US 11,868,316 B2
Event management device and method
Thibault Serot, Waverton (AU); Maxime Godeau, Bourg des comptes (FR); Jeremy Teyssedre, Vallauris (FR); Mathieu Philippe Alexis Beynel, Pegomas (FR); and Amar Muharemovic, Antibes (FR)
Assigned to AMADEUS S.A.S., Biot (FR)
Filed by AMADEUS S.A.S., Biot (FR)
Filed on Apr. 1, 2020, as Appl. No. 16/837,473.
Claims priority of application No. 1903521 (FR), filed on Apr. 2, 2019.
Prior Publication US 2020/0320038 A1, Oct. 8, 2020
Int. Cl. G06F 16/17 (2019.01); G06F 16/182 (2019.01); G06N 20/00 (2019.01)

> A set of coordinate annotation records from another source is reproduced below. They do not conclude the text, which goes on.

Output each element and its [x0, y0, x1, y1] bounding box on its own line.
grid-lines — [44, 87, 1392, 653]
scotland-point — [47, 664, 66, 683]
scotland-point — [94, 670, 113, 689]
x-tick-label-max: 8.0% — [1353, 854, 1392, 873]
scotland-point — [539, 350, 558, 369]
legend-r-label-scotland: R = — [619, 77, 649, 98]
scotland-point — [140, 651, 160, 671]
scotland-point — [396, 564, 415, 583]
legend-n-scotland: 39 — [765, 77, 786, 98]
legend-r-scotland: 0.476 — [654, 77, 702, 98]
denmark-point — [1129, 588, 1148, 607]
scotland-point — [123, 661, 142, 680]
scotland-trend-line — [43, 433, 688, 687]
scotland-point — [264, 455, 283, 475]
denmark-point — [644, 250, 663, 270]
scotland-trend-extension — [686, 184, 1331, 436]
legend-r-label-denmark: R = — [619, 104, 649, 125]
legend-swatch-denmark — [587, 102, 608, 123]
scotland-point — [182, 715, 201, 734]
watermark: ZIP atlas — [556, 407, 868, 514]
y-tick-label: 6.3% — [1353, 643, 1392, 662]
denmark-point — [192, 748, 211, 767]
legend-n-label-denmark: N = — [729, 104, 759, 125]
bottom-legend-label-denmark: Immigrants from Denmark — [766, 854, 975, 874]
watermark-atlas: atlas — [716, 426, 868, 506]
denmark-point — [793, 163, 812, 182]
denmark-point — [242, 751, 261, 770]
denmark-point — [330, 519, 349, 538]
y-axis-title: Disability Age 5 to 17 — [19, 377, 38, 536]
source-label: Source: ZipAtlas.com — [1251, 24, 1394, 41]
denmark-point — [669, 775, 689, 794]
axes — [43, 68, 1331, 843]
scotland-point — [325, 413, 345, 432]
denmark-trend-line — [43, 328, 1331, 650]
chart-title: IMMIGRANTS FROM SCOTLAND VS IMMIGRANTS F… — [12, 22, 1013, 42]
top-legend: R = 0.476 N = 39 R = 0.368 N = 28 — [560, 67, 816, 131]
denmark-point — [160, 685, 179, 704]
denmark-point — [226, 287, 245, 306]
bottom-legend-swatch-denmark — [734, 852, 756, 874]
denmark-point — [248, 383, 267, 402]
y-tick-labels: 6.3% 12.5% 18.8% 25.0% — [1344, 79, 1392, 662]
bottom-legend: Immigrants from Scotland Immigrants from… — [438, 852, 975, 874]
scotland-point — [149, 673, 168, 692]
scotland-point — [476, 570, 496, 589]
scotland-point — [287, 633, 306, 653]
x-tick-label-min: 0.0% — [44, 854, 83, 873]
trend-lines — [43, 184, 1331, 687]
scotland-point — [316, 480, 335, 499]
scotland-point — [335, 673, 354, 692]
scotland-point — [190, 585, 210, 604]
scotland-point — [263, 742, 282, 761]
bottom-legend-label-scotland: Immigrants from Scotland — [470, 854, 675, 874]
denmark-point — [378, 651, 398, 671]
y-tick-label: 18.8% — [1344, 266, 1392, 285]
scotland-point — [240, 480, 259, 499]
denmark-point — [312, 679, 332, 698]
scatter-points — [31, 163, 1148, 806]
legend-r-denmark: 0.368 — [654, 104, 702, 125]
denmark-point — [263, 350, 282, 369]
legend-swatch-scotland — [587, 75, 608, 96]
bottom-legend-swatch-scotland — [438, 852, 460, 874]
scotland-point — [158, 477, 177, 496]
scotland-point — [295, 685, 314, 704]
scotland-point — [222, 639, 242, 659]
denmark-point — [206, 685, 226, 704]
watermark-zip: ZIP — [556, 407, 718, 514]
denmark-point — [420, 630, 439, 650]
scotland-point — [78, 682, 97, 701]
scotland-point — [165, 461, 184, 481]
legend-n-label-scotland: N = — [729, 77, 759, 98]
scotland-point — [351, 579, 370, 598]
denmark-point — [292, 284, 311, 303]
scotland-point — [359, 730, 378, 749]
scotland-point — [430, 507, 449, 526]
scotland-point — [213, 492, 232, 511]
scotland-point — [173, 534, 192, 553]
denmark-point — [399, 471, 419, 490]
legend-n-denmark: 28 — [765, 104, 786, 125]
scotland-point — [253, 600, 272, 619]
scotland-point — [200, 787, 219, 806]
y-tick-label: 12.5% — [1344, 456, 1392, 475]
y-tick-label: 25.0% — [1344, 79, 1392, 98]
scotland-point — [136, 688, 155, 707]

CPC G06F 16/1734 (2019.01) [G06F 16/182 (2019.01); G06N 20/00 (2019.01)] 11 Claims
OG exemplary drawing
 
1. An event management device for managing events, the event management device comprising:
an event detector configured to:
(i) detect the occurrence of an event related to data delivered by a data delivery system, and
(ii) extract user data related to the detected event from a user data storage, the extracted user data comprising user data stored in at least one entry of the user data storage; and
a rule manager configured to:
(i) select one or more rules based on at least one of the detected event or the extracted user data, and
(ii) determine one or more actions to be executed by applying the selected one or more rules using said extracted user data, wherein the one or more actions to be executed are determined in the form of a logical combination of actions using at least one Boolean operator;
wherein the event detector is further configured to trigger execution of the one or more determined action based on respective action relevance scores associated with the actions of the logical combination in an action relevance database; and
wherein the rule manager is further configured, in response to execution of the one or more actions, to:
receive, from each of a plurality of users, a respective feedback value corresponding to the one or more actions,
determine whether the number of feedback values received exceeds a threshold,
when the number of feedback values exceeds the threshold, execute a machine learning engine to determine an updated action relevance score for each executed action,
dynamically update the selected one or more rules based on the action relevance score, and
store, in the action relevance database, the updated action relevance scores for each executed action.